Sus apacibles palabras me aterrorizaron mucho más que cualquiera de los horrores reales o imaginarios de la oscura escalera de afuera. Antes de entonces no me había asomado nunca a un universo del que estuviesen excluidos la libre elección, la casualidad, lo imprevisto, lo fortuito. Ví a Carvajal como un hombre arrastrado a través del presente, impotente pero sin quejarse, por su inflexible visión del inmutable futuro.
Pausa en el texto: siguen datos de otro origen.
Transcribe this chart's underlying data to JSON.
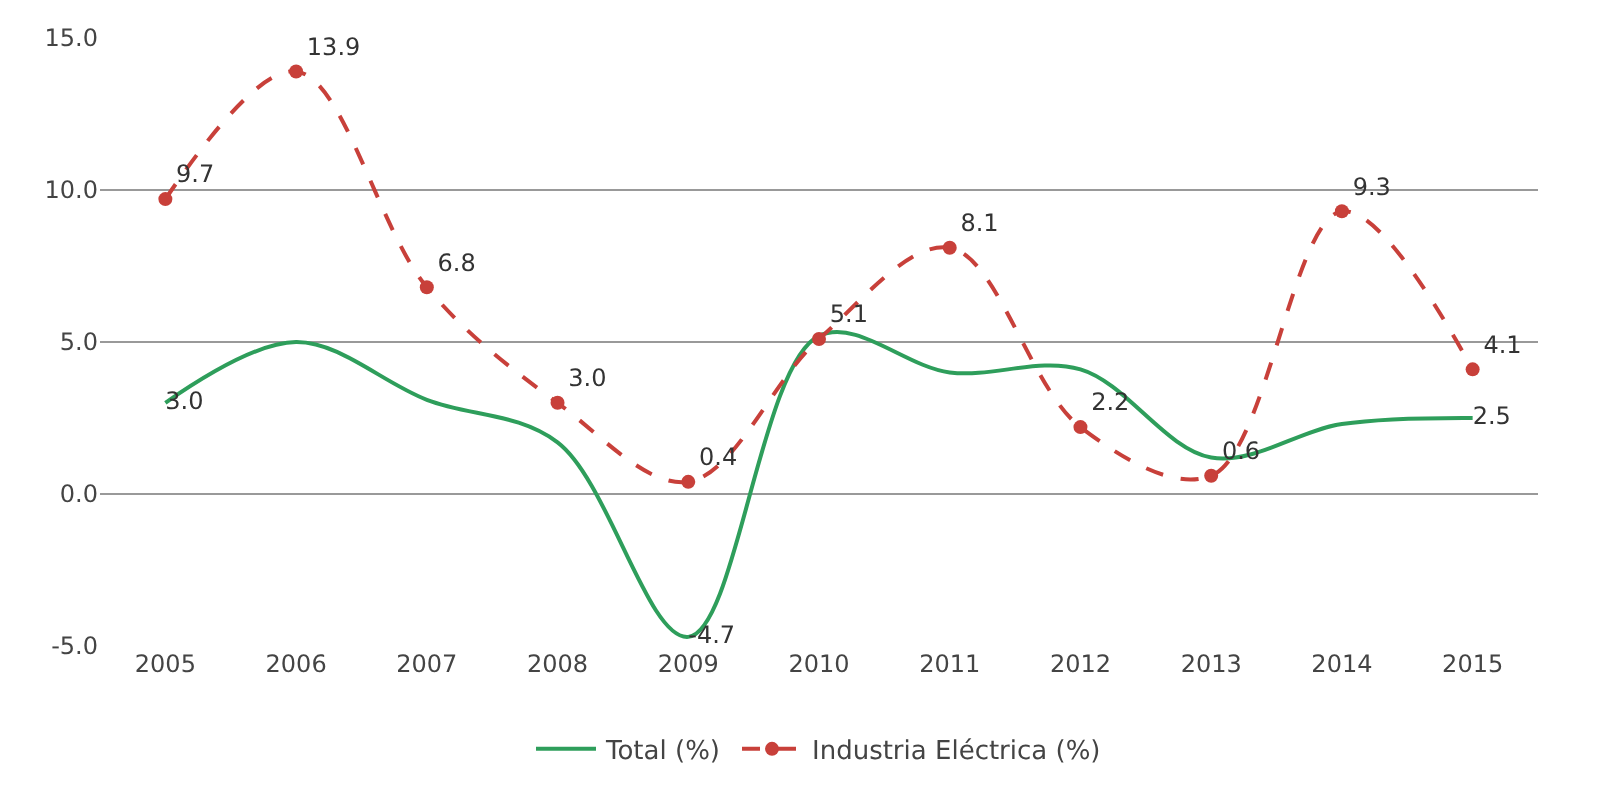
{
  "chart_data": {
    "type": "line",
    "categories": [
      "2005",
      "2006",
      "2007",
      "2008",
      "2009",
      "2010",
      "2011",
      "2012",
      "2013",
      "2014",
      "2015"
    ],
    "series": [
      {
        "name": "Total (%)",
        "color": "#2e9e5b",
        "line_style": "solid",
        "marker": "none",
        "values": [
          3.0,
          5.0,
          3.1,
          1.7,
          -4.7,
          5.2,
          4.0,
          4.1,
          1.2,
          2.3,
          2.5
        ],
        "value_labels": [
          "3.0",
          null,
          null,
          null,
          "-4.7",
          null,
          null,
          null,
          null,
          null,
          "2.5"
        ]
      },
      {
        "name": "Industria Eléctrica (%)",
        "color": "#c8403a",
        "line_style": "dashed",
        "marker": "circle",
        "values": [
          9.7,
          13.9,
          6.8,
          3.0,
          0.4,
          5.1,
          8.1,
          2.2,
          0.6,
          9.3,
          4.1
        ],
        "value_labels": [
          "9.7",
          "13.9",
          "6.8",
          "3.0",
          "0.4",
          "5.1",
          "8.1",
          "2.2",
          "0.6",
          "9.3",
          "4.1"
        ]
      }
    ],
    "ylim": [
      -5,
      15
    ],
    "yticks": [
      {
        "value": -5,
        "label": "-5.0"
      },
      {
        "value": 0,
        "label": "0.0"
      },
      {
        "value": 5,
        "label": "5.0"
      },
      {
        "value": 10,
        "label": "10.0"
      },
      {
        "value": 15,
        "label": "15.0"
      }
    ],
    "grid": "y",
    "legend": "bottom"
  }
}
Me horripilé, pero, al cabo de un instante, aquel mareante terror se esfumó para no volver nunca más; pues tras la primera visión desconsoladora de Carvajal como una trágica víctima, tuve otra, más estimulante, de Carvajal como alguien con un don que no era sino el mío propio elevado a la perfección, como alguien que ha dejado atrás los caprichos de la casualidad para adentrarse en el reino de la total previsibilidad. Aquella intuición me hizo sentirme irremisiblemente atraído por él. Sentí cómo nuestras almas se fundían, y supe que no me vería libre de él nunca más. Era como si aquella fría fuerza que emanaba de él, aquella helada radiación que nacía de su extraña naturaleza y que le había hecho tan repulsivo para mí, hubiese cambiado ahora de signo y me empujase irresistiblemente hacia él.